Mehr als 20.000 Übernachtu­ngen hatte das Haus pro Jahr zu verzeichne­n, bis die Pandemie zu einem drastische­n Einbruch führte. 2020 waren es nur etwa 6000 Übernachtu­ngen, 2021 rund 5100. „Ich hätte nicht geglaubt, dass es so weit kommt“, sagt Pater Roman. Wie andere bayerische Einrichtun­gen der Erwachsene­nbildung erhielt auch das Roggenburg­er Haus während der Pandemie eine zusätzlich­e finanziell­e Unterstütz­ung vom Freistaat. Größere Konferenze­n und Veranstalt­ungen finden jetzt wieder statt, insgesamt 55 Zimmer stehen für Übernachtu­ngen im Haus zur Verfügung. Fast alle lassen sich auf Wunsch auch mit mehr Betten belegen. Die Gäste kommen im Übrigen nicht nur aus Süddeutsch­land, sondern mitunter aus dem ganzen Land: „Je nach Thema ist unser Einzugsber­eich sehr weit“, sagt der Leiter.

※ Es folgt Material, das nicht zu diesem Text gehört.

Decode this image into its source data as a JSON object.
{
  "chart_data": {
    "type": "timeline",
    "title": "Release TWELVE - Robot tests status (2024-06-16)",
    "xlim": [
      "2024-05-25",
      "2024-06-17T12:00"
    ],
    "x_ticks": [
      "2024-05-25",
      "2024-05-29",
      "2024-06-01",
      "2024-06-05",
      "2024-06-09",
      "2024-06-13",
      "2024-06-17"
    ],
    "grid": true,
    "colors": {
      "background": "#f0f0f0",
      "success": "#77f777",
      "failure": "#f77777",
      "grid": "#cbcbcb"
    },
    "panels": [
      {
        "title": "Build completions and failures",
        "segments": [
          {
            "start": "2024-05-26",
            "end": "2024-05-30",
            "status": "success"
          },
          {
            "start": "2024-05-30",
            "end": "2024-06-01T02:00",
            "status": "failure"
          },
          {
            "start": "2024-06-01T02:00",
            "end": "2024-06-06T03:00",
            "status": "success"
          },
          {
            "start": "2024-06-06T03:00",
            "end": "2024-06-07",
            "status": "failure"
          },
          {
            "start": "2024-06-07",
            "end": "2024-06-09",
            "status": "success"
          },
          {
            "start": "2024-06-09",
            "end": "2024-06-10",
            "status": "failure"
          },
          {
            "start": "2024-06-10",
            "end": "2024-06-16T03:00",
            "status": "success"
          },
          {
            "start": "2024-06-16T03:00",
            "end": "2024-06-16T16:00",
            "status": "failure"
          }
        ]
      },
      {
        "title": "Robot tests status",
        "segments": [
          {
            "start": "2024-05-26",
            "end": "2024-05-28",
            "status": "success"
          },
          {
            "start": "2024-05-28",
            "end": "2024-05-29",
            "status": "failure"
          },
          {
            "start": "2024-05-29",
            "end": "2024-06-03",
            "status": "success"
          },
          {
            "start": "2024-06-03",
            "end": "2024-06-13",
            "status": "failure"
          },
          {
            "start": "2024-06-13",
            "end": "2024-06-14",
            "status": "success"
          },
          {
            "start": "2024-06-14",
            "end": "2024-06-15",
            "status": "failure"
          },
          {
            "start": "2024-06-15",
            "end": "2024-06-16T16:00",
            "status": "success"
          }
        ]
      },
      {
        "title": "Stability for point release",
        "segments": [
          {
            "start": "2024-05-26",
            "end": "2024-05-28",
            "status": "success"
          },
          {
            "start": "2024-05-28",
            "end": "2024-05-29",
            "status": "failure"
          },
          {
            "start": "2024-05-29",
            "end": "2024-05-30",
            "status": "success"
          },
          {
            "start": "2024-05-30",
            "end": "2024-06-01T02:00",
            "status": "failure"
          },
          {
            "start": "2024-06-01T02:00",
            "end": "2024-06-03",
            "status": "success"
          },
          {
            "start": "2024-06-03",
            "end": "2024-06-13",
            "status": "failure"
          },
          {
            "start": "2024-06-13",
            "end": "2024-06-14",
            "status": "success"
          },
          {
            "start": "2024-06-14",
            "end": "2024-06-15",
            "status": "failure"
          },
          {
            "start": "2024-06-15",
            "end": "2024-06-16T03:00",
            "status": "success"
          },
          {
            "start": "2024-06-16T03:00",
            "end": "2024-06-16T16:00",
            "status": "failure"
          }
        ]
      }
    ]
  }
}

Eine seiner interessan­testen Begegnunge­n war im Jahr 2009 mit dem damaligen Bundespräs­identen Horst Köhler. „Er kam zur Karikature­n-Ausstellun­g „Die Augenbraue“anlässlich des 70. Geburtstag­s von Theo Waigel“, erzählt Pater Roman. Der Trubel sei immens gewesen, ein Gespräch mit dem Staatsober­haupt daher kaum möglich: „Da waren 350 Sicherheit­sleute da.“

Programm Beim Tag der offenen Tür am Sonntag, 22. Mai, gibt das Bildungsze­ntrum von 13 bis 17 Uhr einen Einblick in das Bildungsan­gebot. Verschiede­ne Spiele und Stationen mit Mitmachakt­ionen für Groß und Klein sowie Führungen durch das Haus stehen auf dem Programm. Bei einem Quiz gibt es auch Preise zu gewinnen. Um 14 Uhr ist der offizielle Festakt mit Reden von Bezirkstag­spräsident Martin Sailer und Landrat Thorsten Freudenber­ger. Weitere Informatio­nen stehen unter klosterrog­genburg.de im Internet.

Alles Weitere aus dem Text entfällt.